Pero hay mucho más en juego. El futuro político de Hugo Chávez y de la revolución bolivariana dependerá de lo que pase en las urnas. Según las últimas encuestas, las perspectivas para el gobierno no son las mejores.
El oficialismo puede perder al menos seis estados. Según las encuestas el Partido Socialista Unido de Venezuela (PSUV) -fundado por Chávez- recibe el 43,2 por ciento de la intención de voto, frente al 26,9 por ciento de la oposición. Sin embargo, es posible que el primero no recupere las dos gobernaciones opositoras y ceda el poder en otras cuatro.
Después de la derrota en el referendo del año pasado, y el desgaste que ha afectado al Gobierno por la alta inflación y su menor capacidad de gasto por la caída del precio del petróleo, la jornada electoral será decisiva para Chávez. El Presidente se ha dedicado con todo a la campaña.
Por su parte, la oposición considera que un nuevo resultado positivo dejaría en claro que su fuerza política va en ascenso y que la permanencia indefinida del chavismo en el poder no está asegurada. Los partidos opositores -que en la última elección de Congreso se abstuvieron de participar- han hecho grandes esfuerzos por presentar candidaturas únicas y por movilizar a los simpatizantes de todos los partidos. Aunque la unidad no es sólida, ni ha aparecido un líder que arrastre masas contra el chavismo, la oposición confía en salir fortalecida.

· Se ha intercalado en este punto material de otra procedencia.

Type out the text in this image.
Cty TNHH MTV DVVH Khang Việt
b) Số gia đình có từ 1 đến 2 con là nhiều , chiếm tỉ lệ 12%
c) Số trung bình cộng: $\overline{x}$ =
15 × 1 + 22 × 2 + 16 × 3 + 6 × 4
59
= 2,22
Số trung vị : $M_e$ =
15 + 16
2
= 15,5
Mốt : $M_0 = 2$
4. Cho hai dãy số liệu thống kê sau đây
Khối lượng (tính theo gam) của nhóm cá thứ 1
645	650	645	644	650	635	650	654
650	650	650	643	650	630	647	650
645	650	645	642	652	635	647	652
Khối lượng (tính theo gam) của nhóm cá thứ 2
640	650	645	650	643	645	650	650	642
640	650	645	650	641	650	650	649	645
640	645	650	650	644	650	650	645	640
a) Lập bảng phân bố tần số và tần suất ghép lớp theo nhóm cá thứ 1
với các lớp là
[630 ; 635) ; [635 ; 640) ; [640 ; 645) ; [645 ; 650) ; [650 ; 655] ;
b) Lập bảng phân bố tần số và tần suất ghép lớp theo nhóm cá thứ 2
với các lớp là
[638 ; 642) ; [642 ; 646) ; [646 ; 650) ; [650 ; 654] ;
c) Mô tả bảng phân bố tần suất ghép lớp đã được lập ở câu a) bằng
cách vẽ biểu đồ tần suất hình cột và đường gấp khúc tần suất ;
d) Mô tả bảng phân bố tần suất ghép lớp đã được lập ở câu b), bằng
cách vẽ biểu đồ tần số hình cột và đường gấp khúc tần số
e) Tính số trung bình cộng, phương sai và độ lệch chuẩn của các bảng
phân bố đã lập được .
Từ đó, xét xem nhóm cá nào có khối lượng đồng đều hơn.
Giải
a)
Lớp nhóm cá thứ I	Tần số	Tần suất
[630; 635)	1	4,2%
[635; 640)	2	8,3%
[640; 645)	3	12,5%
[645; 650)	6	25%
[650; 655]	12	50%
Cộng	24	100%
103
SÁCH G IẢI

Lo cual es realista, si se mide en el número de gobernaciones y alcaldías que obtendrá, en comparación con las que tiene.

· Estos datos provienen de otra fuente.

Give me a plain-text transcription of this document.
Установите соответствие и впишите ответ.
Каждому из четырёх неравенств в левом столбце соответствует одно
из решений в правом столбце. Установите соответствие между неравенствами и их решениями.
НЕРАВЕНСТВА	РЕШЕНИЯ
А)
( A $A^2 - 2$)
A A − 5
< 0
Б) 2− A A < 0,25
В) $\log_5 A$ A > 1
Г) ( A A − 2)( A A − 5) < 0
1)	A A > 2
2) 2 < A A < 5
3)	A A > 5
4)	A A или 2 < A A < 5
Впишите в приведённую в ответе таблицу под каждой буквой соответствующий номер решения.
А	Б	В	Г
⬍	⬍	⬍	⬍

El propio Chávez ha denunciado que el objetivo de la oposición no es ganar elecciones sino acumular fuerza política "contrarrevolucionaria" para tratar de llevar a uno de los suyos al poder en las próximas elecciones presidenciales, en 2012. Hasta el momento, la Constitución prohíbe un nuevo mandato del actual Presidente, pero se sabe que el Gobierno buscará una enmienda para permitirla.
Por eso, en apoyo de sus candidatos y en intensa campaña, Chávez -que cuenta con una popularidad de más del 60 por ciento- ha instado a los electores a votar por ellos con pasión patriótica, aduciendo que al hacerlo lo apoyan a él. En lugar de una sumatoria de comicios a nivel regional, el Presidente quiere convertir la jornada en una especie de plebiscito. En las últimas semanas Chávez ha subido el tono de su discurso contra la oposición, que ha sido incluso causal de demandas, ha criticado a los rivales y en algunas zonas, como en Sucre, ha amenazado con militarizar áreas en donde ha dicho podría haber fraude. Los ojos del mundo, en todo caso, estarán puestos en los resultados, y en las consecuencias de largo alcance para el presidente Hugo Chávez y para su proyecto político.